RomaMoMA is a contemporary art project initiating a forum for collaborative reflection on a future Roma Museum of Contemporary Art, with the involvement of local and international, Roma and non-Roma artists, cultural experts, social scientists and the civil sphere. RomaMoMA is a joint initiative of the European Roma Institute for Arts and Culture (ERIAC) and OFF-Biennale Budapest. In the form of a contemporary art project, by means of involving stakeholder communities, and exploiting the possibilities of collective thinking and discourse, as well as the critical and discursive potentials of contemporary art,  it – “prefiguratively” – “creates” itself: an imagined and yet real space that is home to both the Roma arts and artists. The suffix in the title, “MoMA” (Museum of Modern Art) is a reference to the prototype of art museums, and it emphasises the dominant role of museums in processes of canonisation, as well as the lack of self-representation by minority groups in museum collections.

 

Oto Hudec: Invisible Museum, project, 2017

RomaMoMA aims to engage in dialogue with the above actors across nations. At the same time, RomaMoMA – albeit not affiliated with any government programme or party policy – is a political statement. On the one hand, because the question of the museum is not the private business of the Roma community, because it concerns the redistribution of resources and the transformation of power relations within the society. The focus is not on the realisation of the institution, but on the “act” of conception. It is a discursive and performative process, in the course of which questions regarding the “museum” are discussed with the involvement of every stakeholder: collection strategies, exhibition practice, and art education and mediation methodology, alongside such essential questions as the image the museum should convey of the Roma, and the impact it might have on the impacted (minority and majority) communities. Furthermore, RomaMoMA devotes particular attention to addressing the young public, developing a proprietary methodology for the reinforcement of social dialogue between Roma and non-Roma communities.

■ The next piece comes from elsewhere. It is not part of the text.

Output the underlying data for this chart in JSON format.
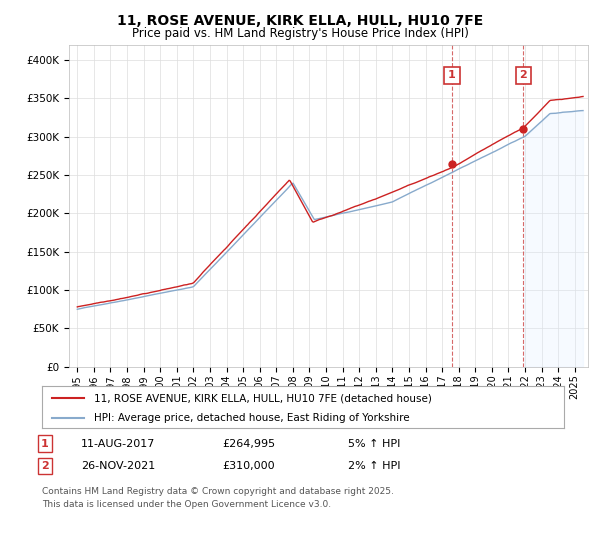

Rather than the realisation of a specific museum concept, the project connects a range of programmes (exhibitions, film screenings, performance, workshops, etc.), modelling nomadic, flexible institutional operation, which raises questions and formulates statements with the devices of contemporary art. It aspires to achieve all of this in accordance with the museum approaches of the 21st century that extend social engagement to reconsidering the relations of museum narratives, cultural heritage and contemporaneity. Although each of the presented artworks contributes to the creative act of the collaborative conception with a unique voice, they share a common desire for narrative, speech and dialogue; their raw material is also shared: contemporary society.


RomaMoMA is part of the European Roma Institute for Arts and Culture (ERIAC)’s International Membership Engagement Initiative. Building on previous international cultural outreach projects, the International Membership Engagement Initiative, financed by the German Federal Foreign Office, aims to facilitate and strengthen the engagement of Roma and non-Roma individuals and organizations who are committed to ERIAC’s values to support the exchange of creative ideas across borders, and to promote Roma organizations, intellectuals, and artists to form multilateral initiatives and regional alliances.